Les Scènes du Nord-Alsace ont décidé de s’arrêter là. La raison officielle : pour innover, travailler sur d’autres projets, se concentrer sur leur mission principale, le soutien à la création contemporaine pour les compagnies du territoire. Pour en être certains, nous avons posé la question à Denis Woelffel, Directeur de la MAC de Bischwiller.

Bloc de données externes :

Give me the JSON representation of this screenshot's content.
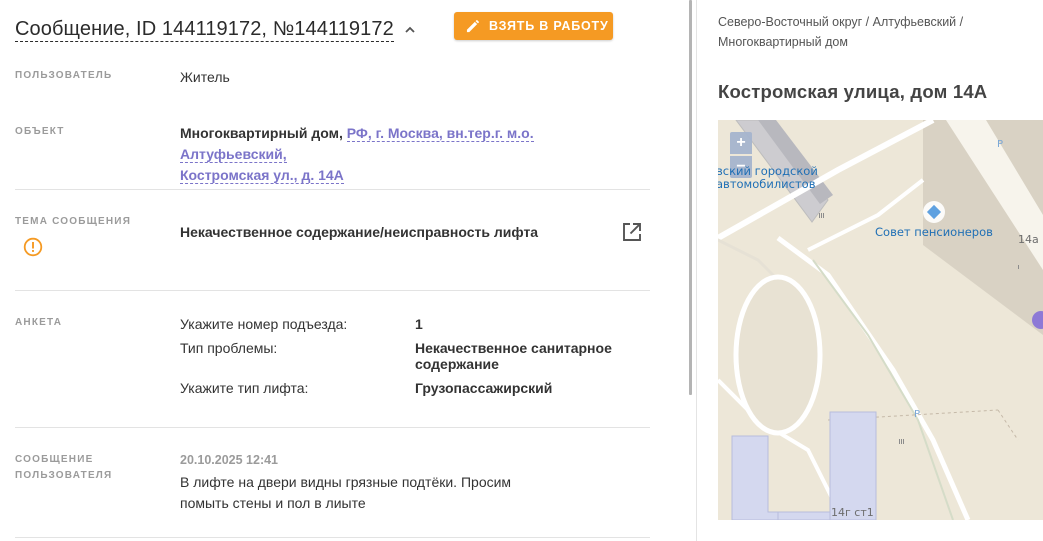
{
  "header": {
    "title": "Сообщение, ID 144119172, №144119172",
    "take_button_label": "ВЗЯТЬ В РАБОТУ"
  },
  "fields": {
    "user": {
      "label": "ПОЛЬЗОВАТЕЛЬ",
      "value": "Житель"
    },
    "object": {
      "label": "ОБЪЕКТ",
      "type": "Многоквартирный дом,",
      "address_line1": "РФ, г. Москва, вн.тер.г. м.о. Алтуфьевский,",
      "address_line2": "Костромская ул., д. 14А"
    },
    "topic": {
      "label": "ТЕМА СООБЩЕНИЯ",
      "value": "Некачественное содержание/неисправность лифта"
    },
    "survey": {
      "label": "АНКЕТА",
      "rows": [
        {
          "q": "Укажите номер подъезда:",
          "a": "1"
        },
        {
          "q": "Тип проблемы:",
          "a": "Некачественное санитарное содержание"
        },
        {
          "q": "Укажите тип лифта:",
          "a": "Грузопассажирский"
        }
      ]
    },
    "message": {
      "label_line1": "СООБЩЕНИЕ",
      "label_line2": "ПОЛЬЗОВАТЕЛЯ",
      "date": "20.10.2025 12:41",
      "text_line1": "В лифте на двери видны грязные подтёки. Просим",
      "text_line2": "помыть стены и пол в лиыте"
    }
  },
  "location": {
    "breadcrumb_line1": "Северо-Восточный округ / Алтуфьевский /",
    "breadcrumb_line2": "Многоквартирный дом",
    "address": "Костромская улица, дом 14А",
    "map": {
      "label_org_line1": "вский городской",
      "label_org_line2": "автомобилистов",
      "label_council": "Совет пенсионеров",
      "house_14a": "14а",
      "house_14g": "14г ст1",
      "parking": "P",
      "zoom_in": "+",
      "zoom_out": "−"
    }
  },
  "colors": {
    "accent": "#f59a23",
    "link": "#7b74c9",
    "warning": "#f59a23",
    "map_label": "#1f6fb5"
  },
  "icons": {
    "header_toggle": "chevron-up-icon",
    "take_button": "pencil-icon",
    "topic_status": "warning-circle-icon",
    "topic_open": "external-link-icon"
  }
}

«Nous avons fait ce bout de chemin, au nord de Strasbourg où cela était moins évident, et Décalages a atteint ses objectifs. Il n’y a pas de souci financier, nous sommes très heureux d’avoir fait vivre Décalages pendant 10 ans, mais le festival a aussi ses limites : il est étalé sur 15 jours dans 6 lieux en plein mois de janvier et non sur deux ou trois jours dans un seul lieu comme cela se fait principalement. Nous avons choisi de nous réorienter vers l’accompagnement de compagnies de la région. Il s’agit d’accompagnements à la création sous forme numéraires, mais aussi sous forme d’actions culturelles que l’on mettra en place dans les différentes salles», explique le directeur de la MAC de Bischwiller (et futur directeur de l’Espace Rohan à Saverne). En fait, les scènes reviennent sur leur mission principale, en sachant que l’accompagnement sera plus fort en restant « groupé », car, même si Décalages s’arrête, les salles d’Alsace du Nord vont continuer à travailler ensemble et programmer des spectacles décalés.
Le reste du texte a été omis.